Small calibre gun barrels are mostly made from a Cr-Mo base (AISI 4140 and AISI 4150). The most commonly required mechanical properties are approximately: 800 - 1 000 MPa. Other grades based on the 32CrMoV12-10 grade have been developed for more severe applications. In military weapons in particular, 3% Cr-Mo-V grades have been developed. Strength varies relatively widely, from 1,000 to 1,500 MPa. At this level of strength, high toughness must be achieved, usually 40 Joules at - 40 °C. If toughness is too low, the barrel could burst. To give an optimum response to this demand, Aubert & Duval designed a new steel grade called ARMAD

CHEMICAL COMPOSITION

ARMAD’s chemical composition remains based on a 3% Cr, GKH® steel, i.e. 0.3% C – 3% Cr – 1% Mo – 0.3% V. (GKH®: steel developed by Aubert & Duval and used for the FAMAS assault rifle barrel).
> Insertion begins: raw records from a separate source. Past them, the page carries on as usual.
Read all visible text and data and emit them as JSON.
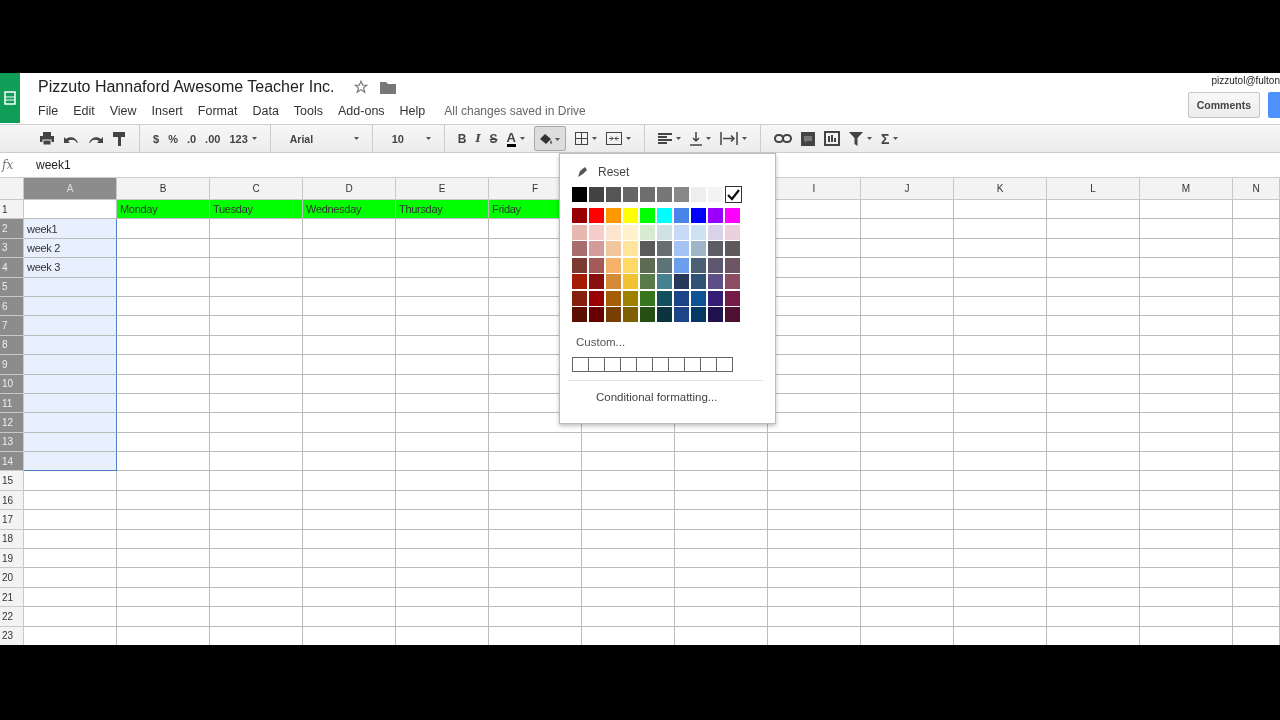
{
  "doc": {
    "title": "Pizzuto Hannaford Awesome Teacher Inc.",
    "starred": false,
    "user": "pizzutol@fulton",
    "comments_button": "Comments"
  },
  "menu": [
    "File",
    "Edit",
    "View",
    "Insert",
    "Format",
    "Data",
    "Tools",
    "Add-ons",
    "Help"
  ],
  "save_status": "All changes saved in Drive",
  "toolbar": {
    "currency": "$",
    "percent": "%",
    "decrease_decimals": ".0",
    "increase_decimals": ".00",
    "more_formats": "123",
    "font": "Arial",
    "font_size": "10",
    "bold": "B",
    "italic": "I",
    "strikethrough": "S",
    "text_color": "A",
    "sum": "Σ",
    "fill_color_open": true
  },
  "formula_bar": {
    "label": "fx",
    "value": "week1"
  },
  "columns": [
    {
      "label": "A",
      "selected": true
    },
    {
      "label": "B",
      "selected": false
    },
    {
      "label": "C",
      "selected": false
    },
    {
      "label": "D",
      "selected": false
    },
    {
      "label": "E",
      "selected": false
    },
    {
      "label": "F",
      "selected": false
    },
    {},
    {},
    {
      "label": "I",
      "selected": false
    },
    {
      "label": "J",
      "selected": false
    },
    {
      "label": "K",
      "selected": false
    },
    {
      "label": "L",
      "selected": false
    },
    {
      "label": "M",
      "selected": false
    },
    {
      "label": "N",
      "selected": false
    }
  ],
  "rows": [
    {
      "number": "1",
      "selected": false,
      "cells": [
        {},
        {
          "text": "Monday",
          "color": "#00ff00"
        },
        {
          "text": "Tuesday",
          "color": "#00ff00"
        },
        {
          "text": "Wednesday",
          "color": "#00ff00"
        },
        {
          "text": "Thursday",
          "color": "#00ff00"
        },
        {
          "text": "Friday",
          "color": "#00ff00"
        }
      ]
    },
    {
      "number": "2",
      "selected": true,
      "cells": [
        {
          "text": "week1"
        }
      ]
    },
    {
      "number": "3",
      "selected": true,
      "cells": [
        {
          "text": "week 2"
        }
      ]
    },
    {
      "number": "4",
      "selected": true,
      "cells": [
        {
          "text": "week 3"
        }
      ]
    },
    {
      "number": "5",
      "selected": true
    },
    {
      "number": "6",
      "selected": true
    },
    {
      "number": "7",
      "selected": true
    },
    {
      "number": "8",
      "selected": true
    },
    {
      "number": "9",
      "selected": true
    },
    {
      "number": "10",
      "selected": true
    },
    {
      "number": "11",
      "selected": true
    },
    {
      "number": "12",
      "selected": true
    },
    {
      "number": "13",
      "selected": true
    },
    {
      "number": "14",
      "selected": true
    },
    {
      "number": "15",
      "selected": false
    },
    {
      "number": "16",
      "selected": false
    },
    {
      "number": "17",
      "selected": false
    },
    {
      "number": "18",
      "selected": false
    },
    {
      "number": "19",
      "selected": false
    },
    {
      "number": "20",
      "selected": false
    },
    {
      "number": "21",
      "selected": false
    },
    {
      "number": "22",
      "selected": false
    },
    {
      "number": "23",
      "selected": false
    }
  ],
  "color_menu": {
    "reset": "Reset",
    "swatch_rows": [
      [
        {
          "color": "#000000",
          "selected": false
        },
        {
          "color": "#434343",
          "selected": false
        },
        {
          "color": "#555555",
          "selected": false
        },
        {
          "color": "#666666",
          "selected": false
        },
        {
          "color": "#6e6e6e",
          "selected": false
        },
        {
          "color": "#777777",
          "selected": false
        },
        {
          "color": "#888888",
          "selected": false
        },
        {
          "color": "#eeeeee",
          "selected": false
        },
        {
          "color": "#f3f3f3",
          "selected": false
        },
        {
          "color": "#ffffff",
          "selected": true
        }
      ],
      [
        {
          "color": "#980000",
          "selected": false
        },
        {
          "color": "#ff0000",
          "selected": false
        },
        {
          "color": "#ff9900",
          "selected": false
        },
        {
          "color": "#ffff00",
          "selected": false
        },
        {
          "color": "#00ff00",
          "selected": false
        },
        {
          "color": "#00ffff",
          "selected": false
        },
        {
          "color": "#4a86e8",
          "selected": false
        },
        {
          "color": "#0000ff",
          "selected": false
        },
        {
          "color": "#9900ff",
          "selected": false
        },
        {
          "color": "#ff00ff",
          "selected": false
        }
      ],
      [
        {
          "color": "#e6b8af",
          "selected": false
        },
        {
          "color": "#f4cccc",
          "selected": false
        },
        {
          "color": "#fce5cd",
          "selected": false
        },
        {
          "color": "#fff2cc",
          "selected": false
        },
        {
          "color": "#d9ead3",
          "selected": false
        },
        {
          "color": "#d0e0e3",
          "selected": false
        },
        {
          "color": "#c9daf8",
          "selected": false
        },
        {
          "color": "#cfe2f3",
          "selected": false
        },
        {
          "color": "#d9d2e9",
          "selected": false
        },
        {
          "color": "#ead1dc",
          "selected": false
        }
      ],
      [
        {
          "color": "#a86e6e",
          "selected": false
        },
        {
          "color": "#d59a9a",
          "selected": false
        },
        {
          "color": "#f2c69c",
          "selected": false
        },
        {
          "color": "#ffe599",
          "selected": false
        },
        {
          "color": "#5a5a5a",
          "selected": false
        },
        {
          "color": "#666e70",
          "selected": false
        },
        {
          "color": "#a4c2f4",
          "selected": false
        },
        {
          "color": "#9fb5c8",
          "selected": false
        },
        {
          "color": "#5d5d66",
          "selected": false
        },
        {
          "color": "#5e5a5c",
          "selected": false
        }
      ],
      [
        {
          "color": "#7a3a30",
          "selected": false
        },
        {
          "color": "#a55a5a",
          "selected": false
        },
        {
          "color": "#f6b26b",
          "selected": false
        },
        {
          "color": "#ffd966",
          "selected": false
        },
        {
          "color": "#5d6b55",
          "selected": false
        },
        {
          "color": "#5e7378",
          "selected": false
        },
        {
          "color": "#6d9eeb",
          "selected": false
        },
        {
          "color": "#4b6075",
          "selected": false
        },
        {
          "color": "#5d5870",
          "selected": false
        },
        {
          "color": "#6e5563",
          "selected": false
        }
      ],
      [
        {
          "color": "#a61c00",
          "selected": false
        },
        {
          "color": "#8a1010",
          "selected": false
        },
        {
          "color": "#d28a38",
          "selected": false
        },
        {
          "color": "#f1c232",
          "selected": false
        },
        {
          "color": "#5a7a4a",
          "selected": false
        },
        {
          "color": "#45818e",
          "selected": false
        },
        {
          "color": "#26395a",
          "selected": false
        },
        {
          "color": "#2f5275",
          "selected": false
        },
        {
          "color": "#5d4e87",
          "selected": false
        },
        {
          "color": "#8a4d63",
          "selected": false
        }
      ],
      [
        {
          "color": "#85200c",
          "selected": false
        },
        {
          "color": "#990000",
          "selected": false
        },
        {
          "color": "#a45f06",
          "selected": false
        },
        {
          "color": "#9f8000",
          "selected": false
        },
        {
          "color": "#38761d",
          "selected": false
        },
        {
          "color": "#134f5c",
          "selected": false
        },
        {
          "color": "#1c4587",
          "selected": false
        },
        {
          "color": "#0b5394",
          "selected": false
        },
        {
          "color": "#351c75",
          "selected": false
        },
        {
          "color": "#741b47",
          "selected": false
        }
      ],
      [
        {
          "color": "#5b0f00",
          "selected": false
        },
        {
          "color": "#660000",
          "selected": false
        },
        {
          "color": "#783f04",
          "selected": false
        },
        {
          "color": "#7f6000",
          "selected": false
        },
        {
          "color": "#274e13",
          "selected": false
        },
        {
          "color": "#0c343d",
          "selected": false
        },
        {
          "color": "#1c4587",
          "selected": false
        },
        {
          "color": "#073763",
          "selected": false
        },
        {
          "color": "#20124d",
          "selected": false
        },
        {
          "color": "#4c1130",
          "selected": false
        }
      ]
    ],
    "custom": "Custom...",
    "conditional": "Conditional formatting..."
  }
}
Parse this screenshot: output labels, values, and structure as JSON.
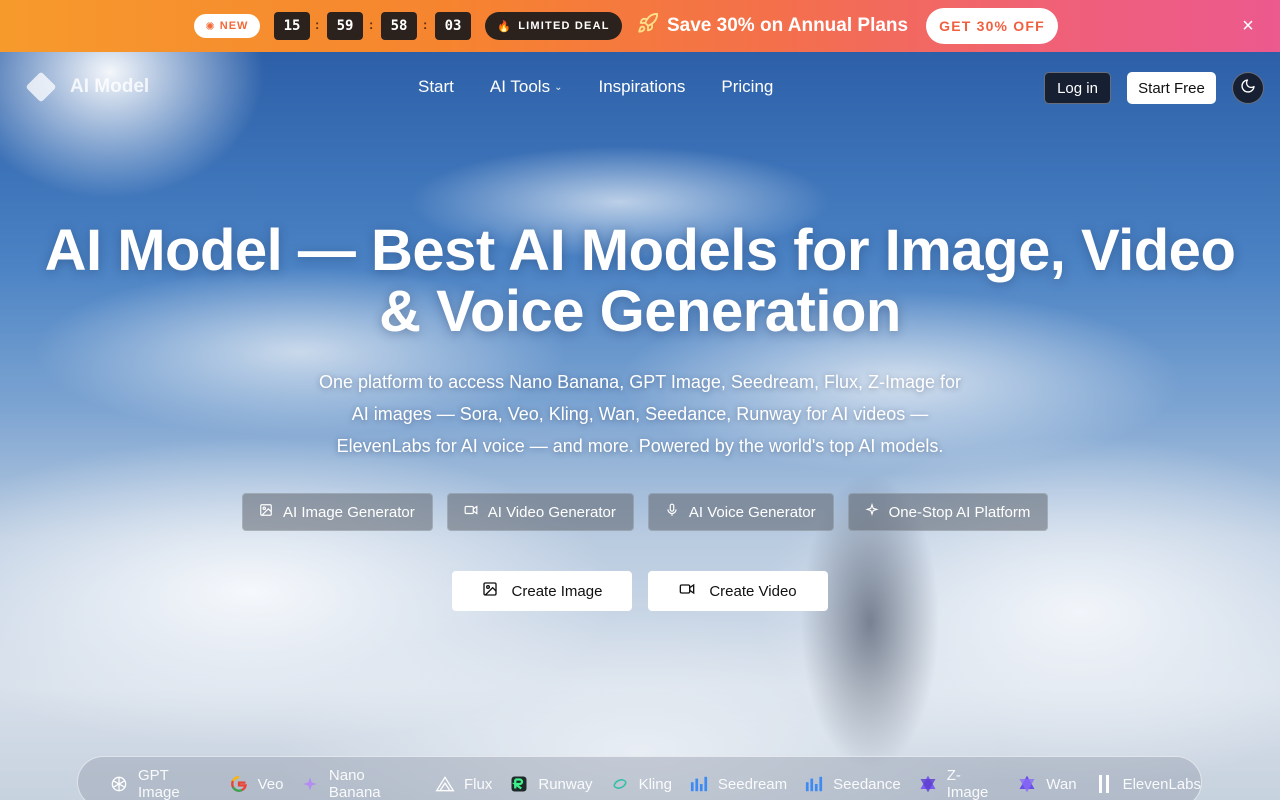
{
  "promo": {
    "new_label": "NEW",
    "countdown": [
      "15",
      "59",
      "58",
      "03"
    ],
    "deal_label": "LIMITED DEAL",
    "message": "Save 30% on Annual Plans",
    "cta_label": "GET 30% OFF",
    "close_glyph": "×"
  },
  "nav": {
    "logo_text": "AI Model",
    "links": [
      "Start",
      "AI Tools",
      "Inspirations",
      "Pricing"
    ],
    "login_label": "Log in",
    "start_label": "Start Free"
  },
  "hero": {
    "headline_line1": "AI Model — Best AI Models for Image, Video",
    "headline_line2": "& Voice Generation",
    "subtitle_line1": "One platform to access Nano Banana, GPT Image, Seedream, Flux, Z-Image for",
    "subtitle_line2": "AI images — Sora, Veo, Kling, Wan, Seedance, Runway for AI videos —",
    "subtitle_line3": "ElevenLabs for AI voice — and more. Powered by the world's top AI models.",
    "chips": [
      {
        "label": "AI Image Generator",
        "icon": "image-icon"
      },
      {
        "label": "AI Video Generator",
        "icon": "video-icon"
      },
      {
        "label": "AI Voice Generator",
        "icon": "mic-icon"
      },
      {
        "label": "One-Stop AI Platform",
        "icon": "sparkle-icon"
      }
    ],
    "cta_image": "Create Image",
    "cta_video": "Create Video"
  },
  "models": [
    "GPT Image",
    "Veo",
    "Nano Banana",
    "Flux",
    "Runway",
    "Kling",
    "Seedream",
    "Seedance",
    "Z-Image",
    "Wan",
    "ElevenLabs"
  ],
  "colors": {
    "promo_start": "#f79a2c",
    "promo_end": "#ec5a8e",
    "dark": "#172033",
    "accent_orange": "#f06a3a"
  }
}
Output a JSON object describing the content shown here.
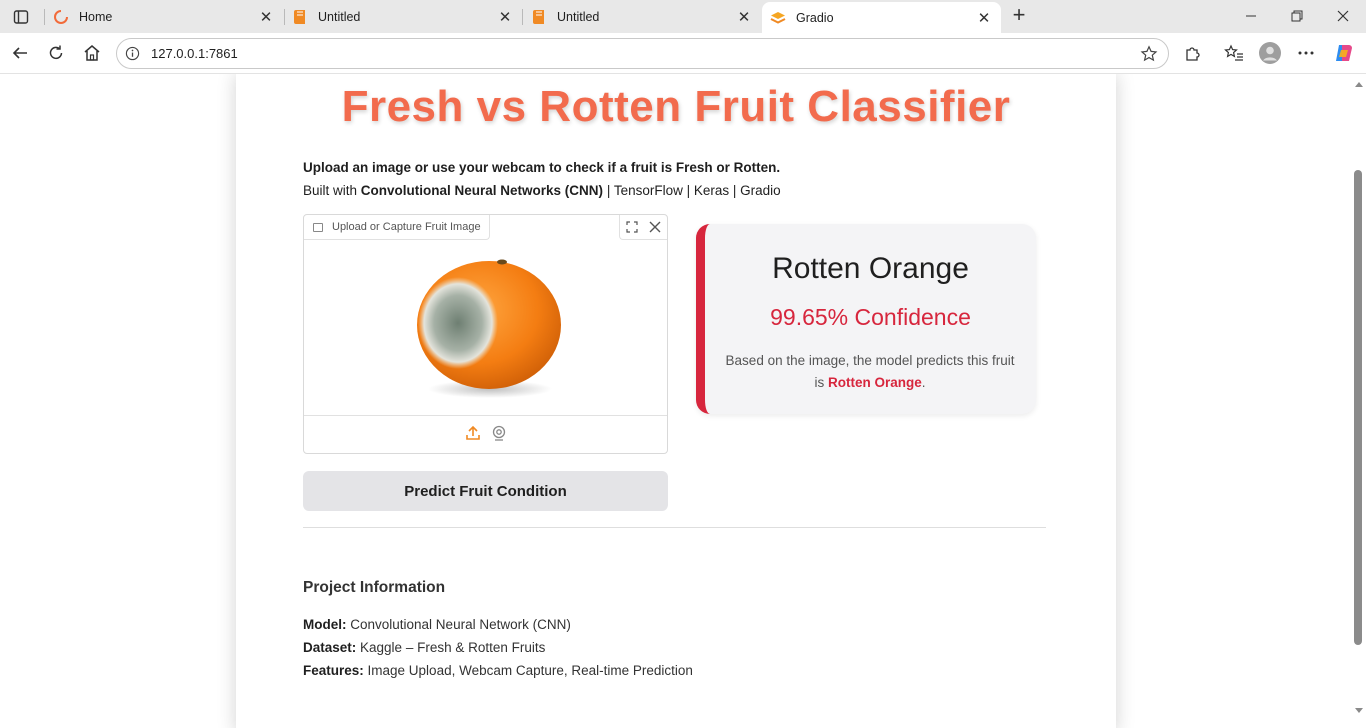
{
  "browser": {
    "tabs": [
      {
        "title": "Home",
        "favicon": "loading-spinner-icon"
      },
      {
        "title": "Untitled",
        "favicon": "book-icon"
      },
      {
        "title": "Untitled",
        "favicon": "book-icon"
      },
      {
        "title": "Gradio",
        "favicon": "gradio-icon",
        "active": true
      }
    ],
    "url": "127.0.0.1:7861"
  },
  "app": {
    "title": "Fresh vs Rotten Fruit Classifier",
    "intro_bold": "Upload an image or use your webcam to check if a fruit is Fresh or Rotten.",
    "built_prefix": "Built with ",
    "built_bold": "Convolutional Neural Networks (CNN)",
    "built_suffix": " | TensorFlow | Keras | Gradio",
    "image_input_label": "Upload or Capture Fruit Image",
    "predict_button": "Predict Fruit Condition"
  },
  "result": {
    "label": "Rotten Orange",
    "confidence": "99.65% Confidence",
    "note_prefix": "Based on the image, the model predicts this fruit is ",
    "note_highlight": "Rotten Orange",
    "note_suffix": ".",
    "accent_color": "#d7263d"
  },
  "project": {
    "heading": "Project Information",
    "model_key": "Model:",
    "model_value": " Convolutional Neural Network (CNN)",
    "dataset_key": "Dataset:",
    "dataset_value": " Kaggle – Fresh & Rotten Fruits",
    "features_key": "Features:",
    "features_value": " Image Upload, Webcam Capture, Real-time Prediction"
  },
  "colors": {
    "title": "#f26b4d",
    "upload_icon": "#f08a24"
  }
}
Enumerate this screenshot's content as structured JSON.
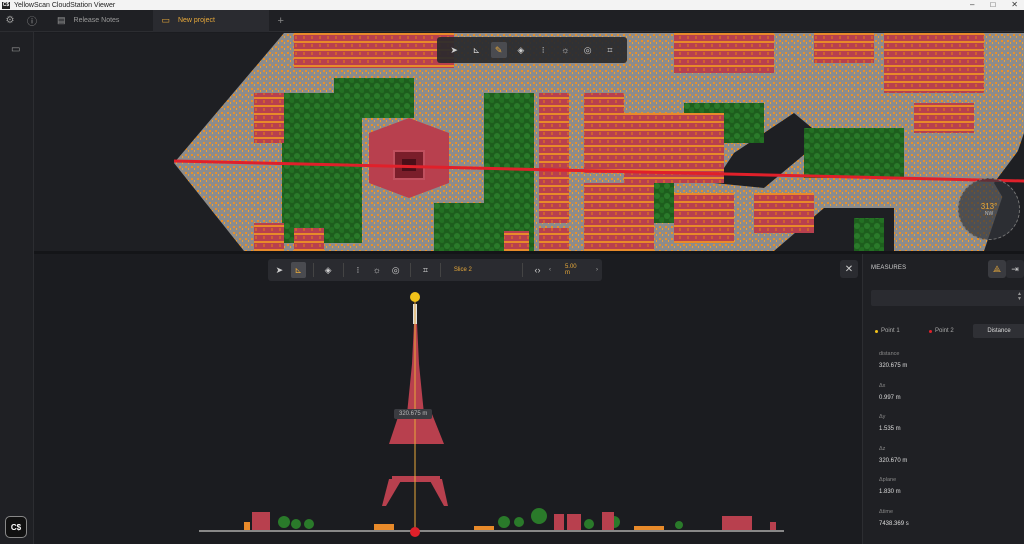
{
  "window": {
    "app_icon": "C$",
    "title": "YellowScan CloudStation Viewer",
    "controls": [
      "–",
      "□",
      "✕"
    ]
  },
  "tabs": [
    {
      "label": "Release Notes",
      "icon": "document-icon",
      "active": false
    },
    {
      "label": "New project",
      "icon": "folder-icon",
      "active": true
    }
  ],
  "add_tab": "+",
  "toolbar_top": {
    "tools": [
      "navigate-icon",
      "measure-profile-icon",
      "pen-icon",
      "paint-bucket-icon",
      "point-size-icon",
      "brightness-icon",
      "eye-filter-icon",
      "crop-icon"
    ],
    "active_index": 2
  },
  "compass": {
    "degrees": "313°",
    "direction": "NW"
  },
  "slice_toolbar": {
    "slice_name": "Slice 2",
    "width": "5.00 m",
    "decrement": "‹",
    "increment": "›"
  },
  "close_symbol": "✕",
  "distance_label": "320.675 m",
  "measures": {
    "title": "MEASURES",
    "point1": "Point 1",
    "point2": "Point 2",
    "mode": "Distance",
    "point1_color": "#f2c21a",
    "point2_color": "#e0202a",
    "rows": [
      {
        "label": "distance",
        "value": "320.675 m"
      },
      {
        "label": "Δx",
        "value": "0.997 m"
      },
      {
        "label": "Δy",
        "value": "1.535 m"
      },
      {
        "label": "Δz",
        "value": "320.670 m"
      },
      {
        "label": "Δplane",
        "value": "1.830 m"
      },
      {
        "label": "Δtime",
        "value": "7438.369 s"
      }
    ]
  },
  "colors": {
    "accent": "#e8a93a",
    "ground": "#8a8a8a",
    "vegetation": "#1f6b1f",
    "building": "#b23a4a",
    "highlight": "#f08a1a",
    "slice_line": "#e0202a"
  },
  "logo_text": "C$"
}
The technical improvements in this grade are:

• Very high purity, due to furnace loading quality control,

• Very low phosphorous and sulfur content, due to melting process

Aubert & Duval has specific know-how in alloy melting. Maximum phosphorus content is far below 50 ppm and sulfur is less than 5 ppm. Phosphorus is removed during the electric furnace melting phase. Process control and relevant electric furnace technology enable Aubert & Duval to limit phosphorus pick-up during transfer to the refining stand. The choice of high-purity ferroalloys for final blending also limits phosphorus pick-up during the refining process. Sulfur is removed during the heated ladle refining stage + tank degassing (pressure <1 mBar). Aubert & Duval’s know-how enables it to reach sulfur content standards below 5 ppm,

• Higher molybdenum content, around 1%. This content is adjusted by the steelmaker during the refining operation using ferroalloys according to the specifications for the grade. Molybdenum improves mechanical properties after quenching and tempering heat treatment. It increases the steel’s hardenability. This element precipitates at temperatures close to 600° C,

• Lower silicon and manganese content than standard for alloyed steels. Si and Mn content result from specific know-how relating to the reduction process during the refining phase, due to control of oxidation in the electric furnace. The combination of the two elements significantly improves the balance between strength and toughness.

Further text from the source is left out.